Best answer: Focus on the great possibilities that could arise out of this if you do simply remain friends. Catching up with people that you haven't seen in a long while during their time in a foreign country is lovely-- you will have a shared (pleasant, if slightly awkward) past. Also, she has initiated this so I don't think you have to be too concerned about 'owning up' to anything. Most likely you will be able to ascertain a 'vibe' from her quite quickly anyway.
posted by jojobobo at 7:13 PM on June 19, 2010 [1 favorite]

I want to find some resolution to part of my past

Wait, do you want to hook up, apologize, or just solidify that you're friends and nothing more? What does "resolution" look like in your ideal world?
posted by salvia at 10:33 PM on June 19, 2010

Exactly what salvia said.
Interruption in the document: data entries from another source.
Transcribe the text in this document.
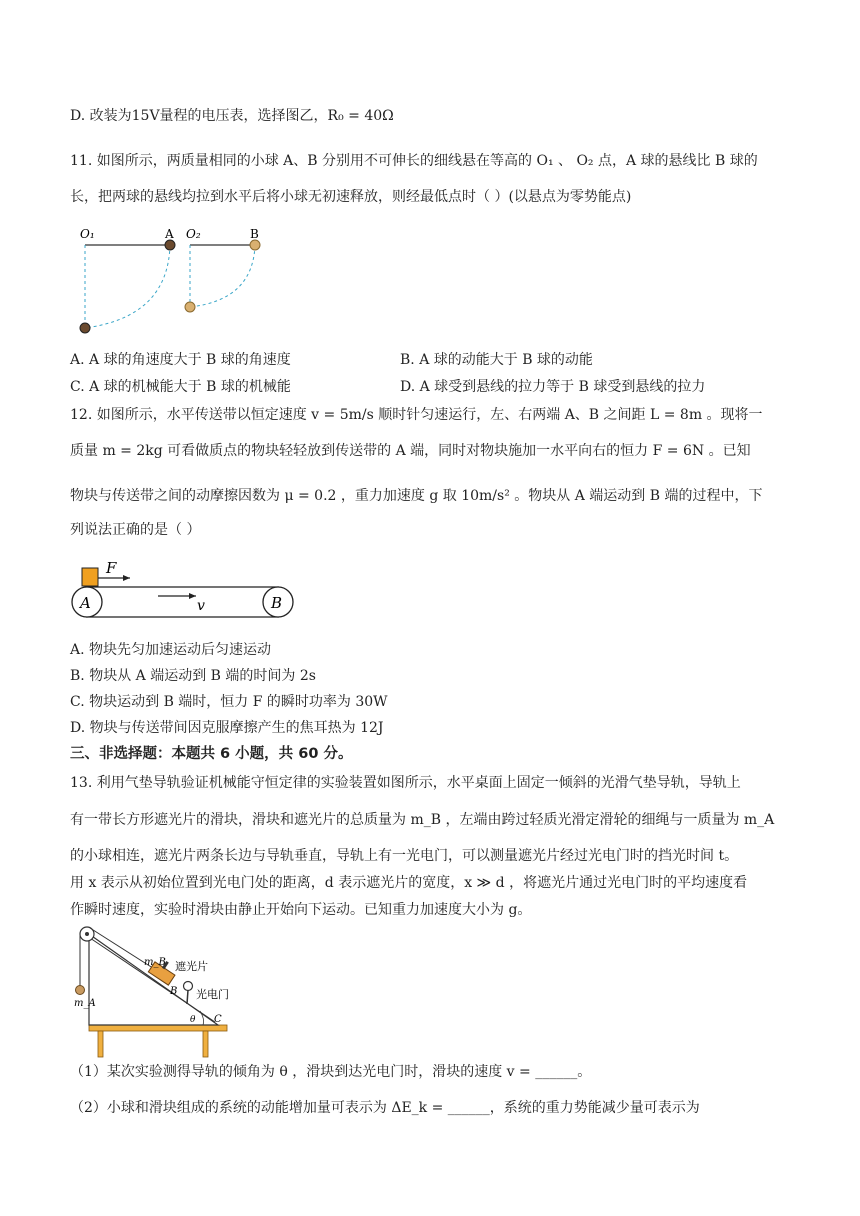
D. 改装为15V量程的电压表，选择图乙，R₀ = 40Ω
11. 如图所示，两质量相同的小球 A、B 分别用不可伸长的细线悬在等高的 O₁ 、 O₂ 点，A 球的悬线比 B 球的
长，把两球的悬线均拉到水平后将小球无初速释放，则经最低点时（ ）(以悬点为零势能点)
O₁	A O₂	B
A. A 球的角速度大于 B 球的角速度	B. A 球的动能大于 B 球的动能
C. A 球的机械能大于 B 球的机械能	D. A 球受到悬线的拉力等于 B 球受到悬线的拉力
12. 如图所示，水平传送带以恒定速度 v = 5m/s 顺时针匀速运行，左、右两端 A、B 之间距 L = 8m 。现将一
质量 m = 2kg 可看做质点的物块轻轻放到传送带的 A 端，同时对物块施加一水平向右的恒力 F = 6N 。已知
物块与传送带之间的动摩擦因数为 μ = 0.2 ，重力加速度 g 取 10m/s² 。物块从 A 端运动到 B 端的过程中，下
列说法正确的是（ ）
F
v
A	B
A. 物块先匀加速运动后匀速运动
B. 物块从 A 端运动到 B 端的时间为 2s
C. 物块运动到 B 端时，恒力 F 的瞬时功率为 30W
D. 物块与传送带间因克服摩擦产生的焦耳热为 12J
三、非选择题：本题共 6 小题，共 60 分。
13. 利用气垫导轨验证机械能守恒定律的实验装置如图所示，水平桌面上固定一倾斜的光滑气垫导轨，导轨上
有一带长方形遮光片的滑块，滑块和遮光片的总质量为 m_B ，左端由跨过轻质光滑定滑轮的细绳与一质量为 m_A
的小球相连，遮光片两条长边与导轨垂直，导轨上有一光电门，可以测量遮光片经过光电门时的挡光时间 t。
用 x 表示从初始位置到光电门处的距离，d 表示遮光片的宽度，x ≫ d ，将遮光片通过光电门时的平均速度看
作瞬时速度，实验时滑块由静止开始向下运动。已知重力加速度大小为 g。
m_B 遮光片
B 光电门
m_A
θ C
（1）某次实验测得导轨的倾角为 θ ，滑块到达光电门时，滑块的速度 v = ______。
（2）小球和滑块组成的系统的动能增加量可表示为 ΔE_k = ______，系统的重力势能减少量可表示为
What do you want and I am not sure why you didn't hook up last time.
posted by psycho-alchemy at 11:47 PM on June 19, 2010

Response by poster: Thanks for reading and for the suggestions hive mind! After many years, this is the first time I've actually wrote or shared about these events of my life to anyone (even to my own family and closest friends), and in many ways it has helped to think it out and make it into a somewhat coherent question. Your encouragement and perspectives give me a shot in the arm.

Come to think of it, I've been playing this out in my mind on and off for years, if we ever did meet again, and that's the risk both consciously and subconsciously because I'm not really an expert when it comes to hiding any hints of unease. salvia and psycho-alchemy (nice alias), you both mention the bit that I have been struggling with, and that is resolution. Initially I thought meeting up after all these years would be resolution, but it doesn't add up completely so it would seem. I also want to convey how much she did mean to me, something I didn't do well enough before; hooking up: I'm really not sure yet and would be keen on seeing how things are when we meet. My past is so fragmented from moving that I cannot even begin to fathom how I connect myself with the people I care about from places I have left behind with my seemingly permanently transitory existence.
posted by wallawallasweet at 2:27 AM on June 20, 2010

Expect nothing; be open to anything.

Don't forget: she asked you to join her. That's a good sign, if you're looking to reconnect.

Hopefully the older, wiser you will not repeat the mistakes of the past. But don't obsess over the past. Again, it must not have been too bad because she's asking for your company again.
posted by RikiTikiTavi at 7:12 AM on June 21, 2010

Response by poster: Thanks for helping y'all---I had lots of fun traveling with her, but both of us have since moved on.